Meslekdaşınız zaten değilim. Belki de 'değerli meslekdaşlarım' diyerek, konu üzerinde başkalarının konuşma hakkı olmadığının altını çizmektesiniz. Böyle düşünmek istemediğim ve rahatsızlık yaratacağıma olanak vermediğim için, görüşümü belirtmekten çekinmiyorum. Eğer dikta doğrultusunda görüşler geliştirecekseniz, yandaşınız bile olmayacağımı bilmenizi isterim.

Kalmaz ama, bana kalırsa; keşke eğitiminizde çok daha fazla mantık, felsefe, psikoloji ve sosyoloji olabilse; psikoloji ile daha fazla empati, sosyoloji ile de toplumu daha iyi kavrama yeteneklerinizi geliştirebilseniz; fena mı olur?

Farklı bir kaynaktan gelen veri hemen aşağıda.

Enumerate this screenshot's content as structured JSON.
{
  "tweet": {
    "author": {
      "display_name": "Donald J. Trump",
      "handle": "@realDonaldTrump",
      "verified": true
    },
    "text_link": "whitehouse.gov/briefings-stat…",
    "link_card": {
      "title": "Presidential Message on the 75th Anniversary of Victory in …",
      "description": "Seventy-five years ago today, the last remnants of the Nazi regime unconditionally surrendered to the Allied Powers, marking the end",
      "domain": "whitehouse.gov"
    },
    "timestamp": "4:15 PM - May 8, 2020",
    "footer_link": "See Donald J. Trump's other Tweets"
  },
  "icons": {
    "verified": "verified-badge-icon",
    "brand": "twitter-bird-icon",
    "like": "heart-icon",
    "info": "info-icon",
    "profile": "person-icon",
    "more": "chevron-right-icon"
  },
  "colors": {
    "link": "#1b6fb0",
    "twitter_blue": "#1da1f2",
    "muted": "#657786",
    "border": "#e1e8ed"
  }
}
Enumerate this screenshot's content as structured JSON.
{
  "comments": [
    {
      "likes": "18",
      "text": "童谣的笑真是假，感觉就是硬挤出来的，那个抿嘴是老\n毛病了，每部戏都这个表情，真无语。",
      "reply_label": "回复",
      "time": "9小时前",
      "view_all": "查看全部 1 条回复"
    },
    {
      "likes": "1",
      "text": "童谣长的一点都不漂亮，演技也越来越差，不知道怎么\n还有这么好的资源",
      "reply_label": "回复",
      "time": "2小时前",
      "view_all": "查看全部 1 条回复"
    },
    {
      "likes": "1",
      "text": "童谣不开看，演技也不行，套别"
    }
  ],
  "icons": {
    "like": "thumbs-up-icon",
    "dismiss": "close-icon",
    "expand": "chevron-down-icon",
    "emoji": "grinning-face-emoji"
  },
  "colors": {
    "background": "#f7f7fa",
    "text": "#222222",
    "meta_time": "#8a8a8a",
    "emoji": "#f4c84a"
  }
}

Elbette bu derslerin lise düzeyinde veya amaca yönelik olmaktan uzak olmaları kabul edilemez. Ama bununla başa çıkmanın yolu onları reddetmek değil, dersleri verenleri bu yönde zorlamak olmalıdır. Bunun yollarından biri de ilgili kürsülerde yüksek lisans, doktora yaparak eğitimde rol almaktır. İçinde uygulamayı yaşamış tek bir hukukçunun bulunmadığı bir psikoloji kürsüsünden hedefe yönelik dersler verilmesini ummak ne derece gerçekçi olur? (bu maalesef bizlerin başına oldukça sık geliyor, ve 'Yüksek Hukuk Eğitimi' başlığındaki savlarımın gerekçelerinden birini oluşturuyor)

Tekrar ediyorum; hukukçu değilim. Belki de ilgili kürsülerde birkaç yıl uygulama deneyimli hukukçular vardır ve dersleri onlar veriyordur; bilemiyorum. Ama böyleyse ve dersler buna rağmen işe yaramaz nitelikte ise, konuyu daha derin sorgulamak gerekir; ortadan kaldırılmalarını istemek değil. O noktada benim söz ve sorgulama hakkım ortadan kalkar, uygulamanın içinde yeterli deneyim elde etmiş hukukçuların alanına girer.

Eğer soruyu sormaktaki niyetinizi 'işin içinde olmamak' nedeniyle yanlış algılamışsam, meşgul ettiğim için şimdiden özür dilerim.